Located just across 43rd Street from the Lloydminster Hospital, the landing pad construction was a community partnership.
“Husky and Musgrave coordinated it, but there’s a bunch of construction partners along the way,” says Radke.
The Saskatchewan Health Authority (SHA), STARS, Rotary Club of Lloydminster, Boundary Ford and the RM of Wilton are a few who helped with donations or with construction.
“Basically everybody in the community stepped up to make this happen as fast as possible, and here we are.”
Radke is very proud of the community involvement and highlights how the landing pad will help those in need of transferring to hospitals in major cities.
“If you’re dealing with cardiac arrest or heart attack, for example, the half hour or hour you can save there in your transfer instead of taking a ground ambulance, that’s either going to be life or death or a huge impact on quality of life.”
It doesn’t just help with transfers to larger hospitals; it acts as a regional helipad and allows communities or worksites in the surrounding area to better access the hospital.
It also frees up ground ambulances for other medical emergencies. Radke says that there’s been a push for more ambulances to cover the community.
“Now that those ambulances don’t have to worry as much about handling transfers to and from major cities, it’s just more ambulances on the ground for community coverage, which is great news too.”
Radke hopes nobody should have to use the helipad but says the current rate of transfers varies from once every few weeks to once a month.
Major cities now aware of our helipad. As hospital staff get more comfortable with the STARS transfer team, Radke sees the helipad getting used more for both urgent and non-urgent transfers.
“I would say maybe as much as once a week to once a month, and if there was ever a major emergency or crisis nearby or in our community, that helipad is open for anyone to come and go,” says Radke.
The SHA reminds everyone going to the hospital that during patient transfers from the hospital to the STARS helicopter there may be short traffic disruptions.

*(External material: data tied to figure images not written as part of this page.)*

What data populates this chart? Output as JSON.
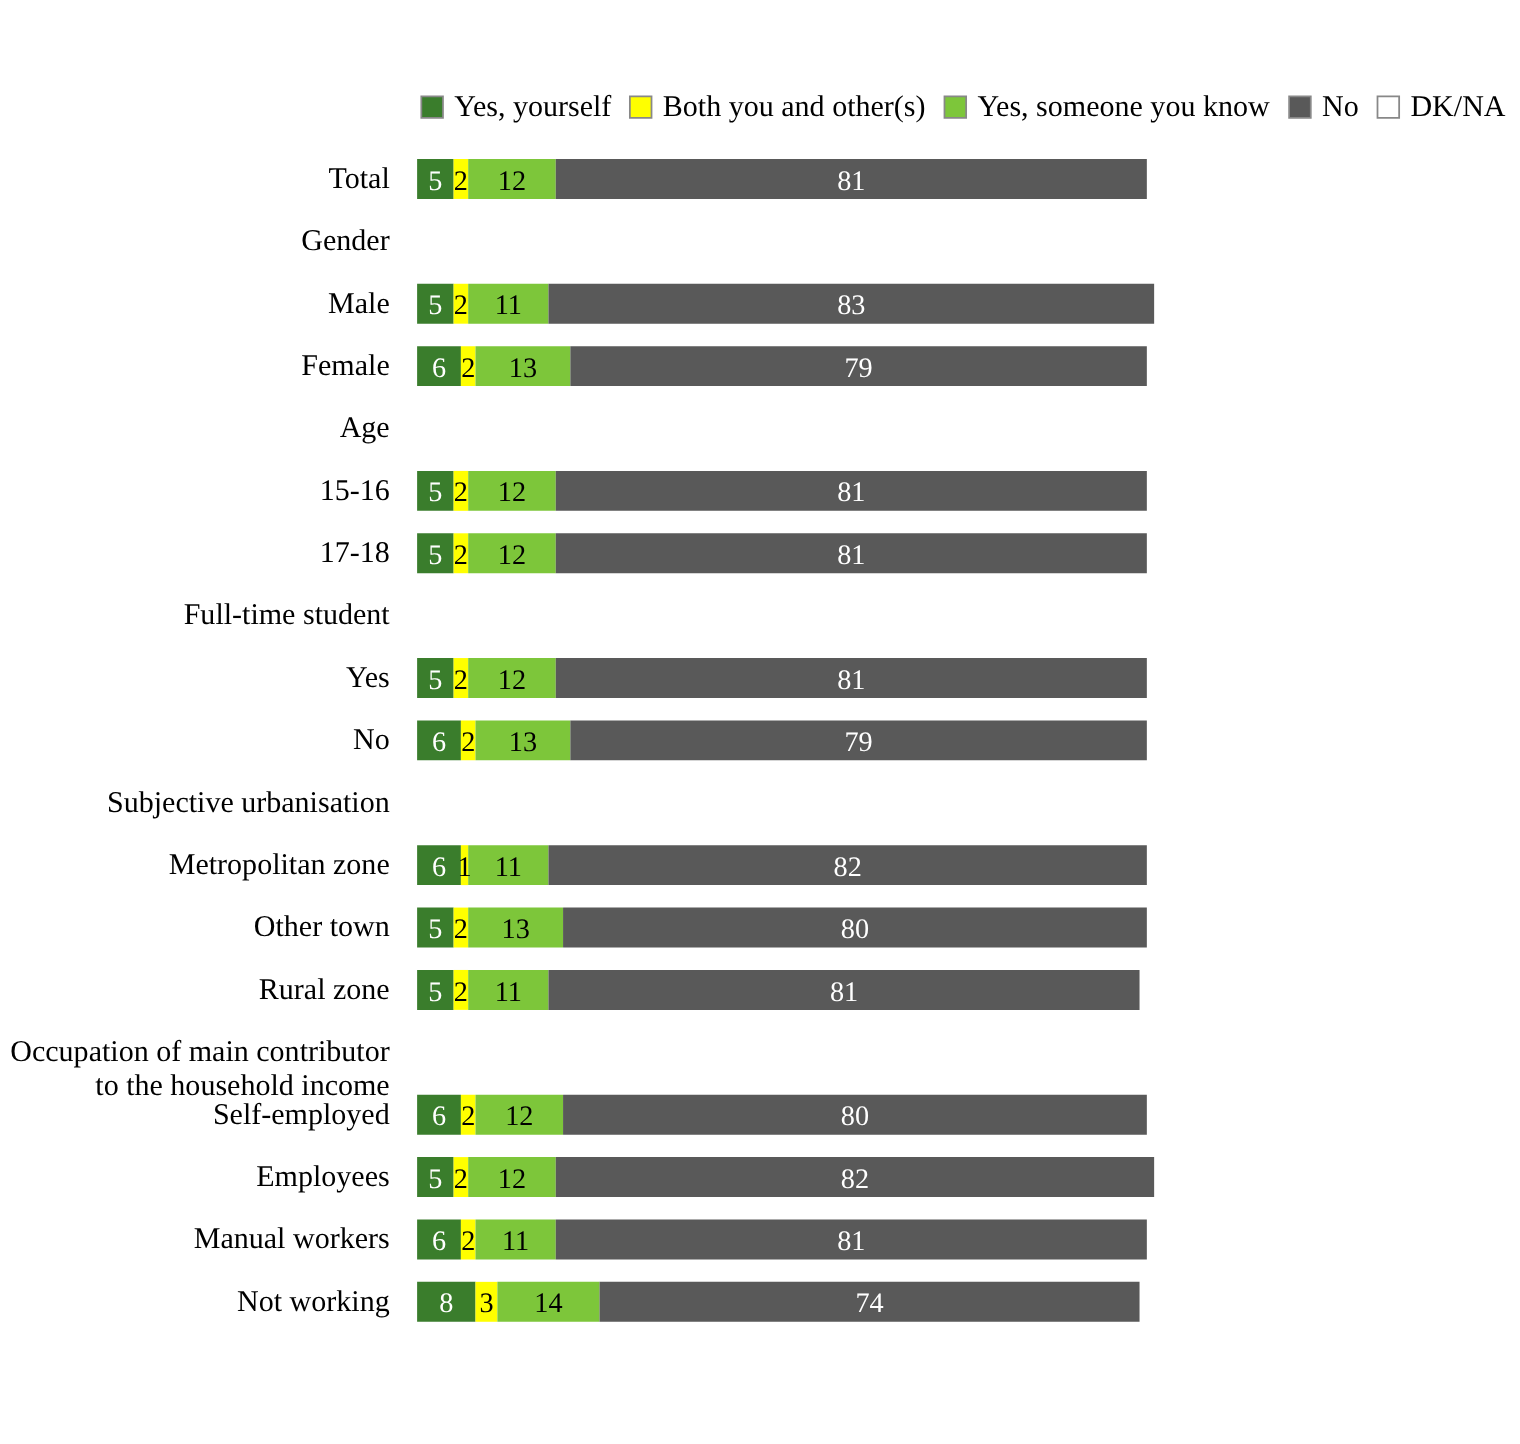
{
  "chart_data": {
    "type": "bar",
    "orientation": "horizontal",
    "stacked": true,
    "legend": "top",
    "categories": [
      "Total",
      "Gender",
      "Male",
      "Female",
      "Age",
      "15-16",
      "17-18",
      "Full-time student",
      "Yes",
      "No",
      "Subjective urbanisation",
      "Metropolitan zone",
      "Other town",
      "Rural zone",
      "Occupation of main contributor to the household income",
      "Self-employed",
      "Employees",
      "Manual workers",
      "Not working"
    ],
    "series": [
      {
        "name": "Yes, yourself",
        "color": "#3a7d2c",
        "values": [
          5,
          null,
          5,
          6,
          null,
          5,
          5,
          null,
          5,
          6,
          null,
          6,
          5,
          5,
          null,
          6,
          5,
          6,
          8
        ],
        "value_labels": [
          "5",
          null,
          "5",
          "6",
          null,
          "5",
          "5",
          null,
          "5",
          "6",
          null,
          "6",
          "5",
          "5",
          null,
          "6",
          "5",
          "6",
          "8"
        ]
      },
      {
        "name": "Both you and other(s)",
        "color": "#ffff00",
        "values": [
          2,
          null,
          2,
          2,
          null,
          2,
          2,
          null,
          2,
          2,
          null,
          1,
          2,
          2,
          null,
          2,
          2,
          2,
          3
        ],
        "value_labels": [
          "2",
          null,
          "2",
          "2",
          null,
          "2",
          "2",
          null,
          "2",
          "2",
          null,
          "1",
          "2",
          "2",
          null,
          "2",
          "2",
          "2",
          "3"
        ]
      },
      {
        "name": "Yes, someone you know",
        "color": "#7dc63a",
        "values": [
          12,
          null,
          11,
          13,
          null,
          12,
          12,
          null,
          12,
          13,
          null,
          11,
          13,
          11,
          null,
          12,
          12,
          11,
          14
        ],
        "value_labels": [
          "12",
          null,
          "11",
          "13",
          null,
          "12",
          "12",
          null,
          "12",
          "13",
          null,
          "11",
          "13",
          "11",
          null,
          "12",
          "12",
          "11",
          "14"
        ]
      },
      {
        "name": "No",
        "color": "#595959",
        "values": [
          81,
          null,
          83,
          79,
          null,
          81,
          81,
          null,
          81,
          79,
          null,
          82,
          80,
          81,
          null,
          80,
          82,
          81,
          74
        ],
        "value_labels": [
          "81",
          null,
          "83",
          "79",
          null,
          "81",
          "81",
          null,
          "81",
          "79",
          null,
          "82",
          "80",
          "81",
          null,
          "80",
          "82",
          "81",
          "74"
        ]
      },
      {
        "name": "DK/NA",
        "color": "#ffffff",
        "values": [
          0,
          null,
          0,
          0,
          null,
          0,
          0,
          null,
          0,
          0,
          null,
          0,
          0,
          0,
          null,
          0,
          0,
          0,
          0
        ]
      }
    ]
  }
}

SHA staff will be securing the area for all landings and takeoffs.
STARS uses certified flight paths that limit noise and exposure to the hospital and nearby area and it recognizes that the sight of aircraft landing and taking off will be a new experience. It will signify that someone in need is receiving urgent help during these moments.
Passersby are asked to maintain a safe distance from the helipad, noting that the aircraft generates lots of noise and “down wash” or air movement in the immediate area. People may safely watch from the road sidewalk.